The Map Thief: The Gripping Story of an Esteemed Rare-Map Dealer Who Made Millions Stealing Priceless Maps
Michael Blanding - 2014
But to those who collect them, the map trade can be a cutthroat business, inhabited by quirky and sometimes disreputable characters in search of a finite number of extremely rare objects. Once considered a respectable antiquarian map dealer, E. Forbes Smiley spent years doubling as a map thief —until he was finally arrested slipping maps out of books in the Yale University library. The Map Thief delves into the untold history of this fascinating high-stakes criminal and the inside story of the industry that consumed him.

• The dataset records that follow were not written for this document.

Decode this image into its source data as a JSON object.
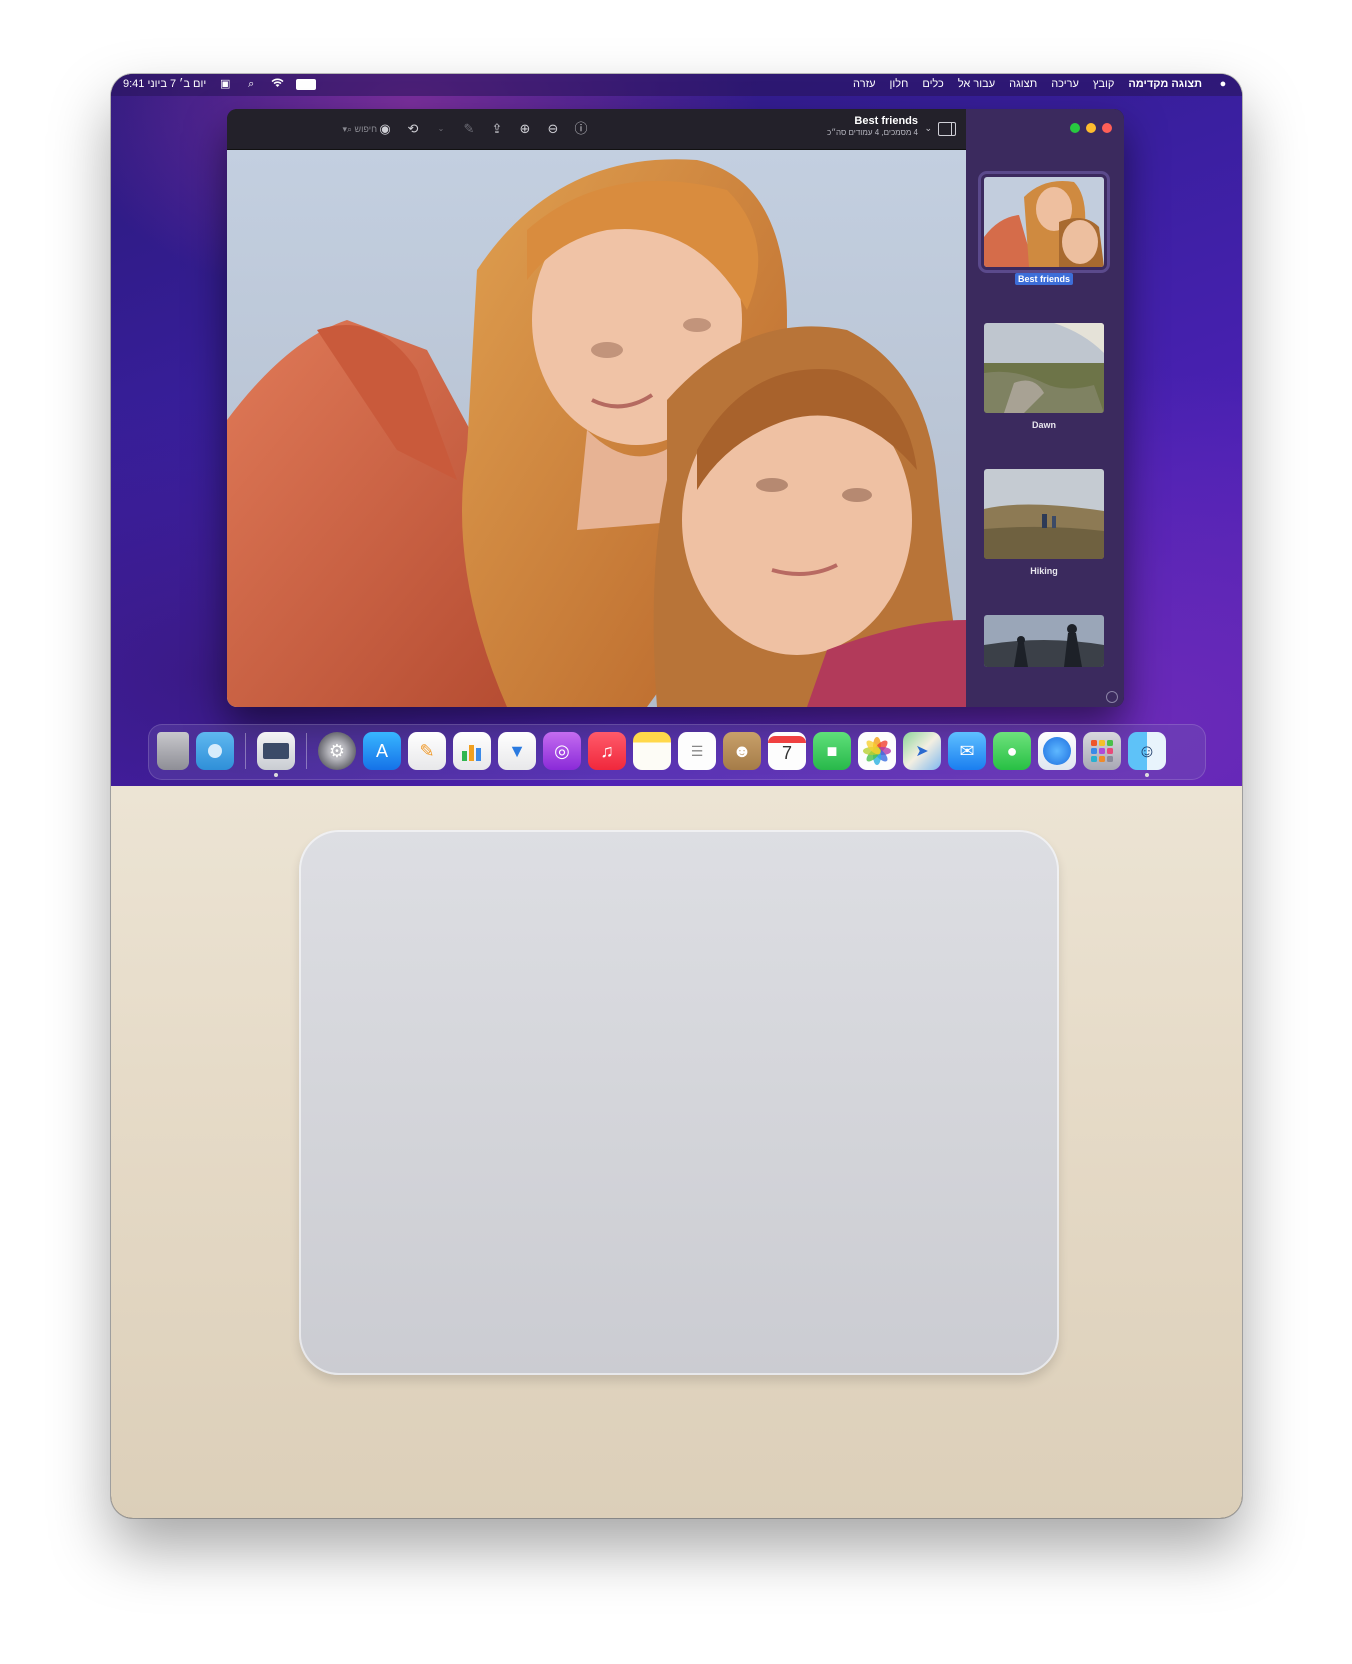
{
  "menubar": {
    "apple_icon": "apple-logo-icon",
    "app_name": "תצוגה מקדימה",
    "menus": [
      "קובץ",
      "עריכה",
      "תצוגה",
      "עבור אל",
      "כלים",
      "חלון",
      "עזרה"
    ],
    "status_icons": [
      "battery-icon",
      "wifi-icon",
      "search-icon",
      "control-center-icon"
    ],
    "clock": "יום ב׳ 7 ביוני 9:41"
  },
  "window": {
    "title": "Best friends",
    "subtitle": "4 מסמכים, 4 עמודים סה״כ",
    "search_placeholder": "חיפוש",
    "toolbar_icons": [
      "info-icon",
      "zoom-out-icon",
      "zoom-in-icon",
      "share-icon",
      "markup-icon",
      "rotate-icon",
      "highlight-icon"
    ],
    "traffic_colors": {
      "close": "#ff5f57",
      "minimize": "#febc2e",
      "zoom": "#28c840"
    },
    "thumbnails": [
      {
        "label": "Best friends",
        "selected": true
      },
      {
        "label": "Dawn",
        "selected": false
      },
      {
        "label": "Hiking",
        "selected": false
      },
      {
        "label": "",
        "selected": false
      }
    ]
  },
  "dock": {
    "items": [
      {
        "name": "trash",
        "icon": "trash-icon"
      },
      {
        "name": "downloads",
        "icon": "folder-icon"
      },
      {
        "name": "preview",
        "icon": "preview-icon",
        "running": true
      },
      {
        "name": "system-settings",
        "icon": "gear-icon"
      },
      {
        "name": "app-store",
        "icon": "app-store-icon"
      },
      {
        "name": "pages",
        "icon": "pages-icon"
      },
      {
        "name": "numbers",
        "icon": "numbers-icon"
      },
      {
        "name": "keynote",
        "icon": "keynote-icon"
      },
      {
        "name": "podcasts",
        "icon": "podcasts-icon"
      },
      {
        "name": "music",
        "icon": "music-icon"
      },
      {
        "name": "notes",
        "icon": "notes-icon"
      },
      {
        "name": "reminders",
        "icon": "reminders-icon"
      },
      {
        "name": "contacts",
        "icon": "contacts-icon"
      },
      {
        "name": "calendar",
        "icon": "calendar-icon",
        "text": "7"
      },
      {
        "name": "facetime",
        "icon": "facetime-icon"
      },
      {
        "name": "photos",
        "icon": "photos-icon"
      },
      {
        "name": "maps",
        "icon": "maps-icon"
      },
      {
        "name": "mail",
        "icon": "mail-icon"
      },
      {
        "name": "messages",
        "icon": "messages-icon"
      },
      {
        "name": "safari",
        "icon": "safari-icon"
      },
      {
        "name": "launchpad",
        "icon": "launchpad-icon"
      },
      {
        "name": "finder",
        "icon": "finder-icon",
        "running": true
      }
    ]
  }
}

Acclaimed reporter Michael Blanding has interviewed all the key players in this stranger-than-fiction story, and shares the fascinating histories of maps that charted the New World, and how they went from being practical instruments to quirky heirlooms to highly coveted objects. Though pieces of the map theft story have been written before, Blanding is the first reporter to explore the story in full—and had the rare privilege of having access to Smiley himself after he’d gone silent in the wake of his crimes. Moreover, although Smiley swears he has admitted to all of the maps he stole, libraries claim he stole hundreds more—and offer intriguing clues to prove it. Now, through a series of exclusive interviews with Smiley and other key individuals, Blanding teases out an astonishing tale of destruction and redemption. The Map Thief interweaves Smiley’s escapades with the stories of the explorers and mapmakers he knew better than anyone. Tracking a series of thefts as brazen as the art heists in Provenance and a subculture as obsessive as the oenophiles in The Billionaire’s Vinegar, Blanding has pieced together an unforgettable story of high-stakes crime.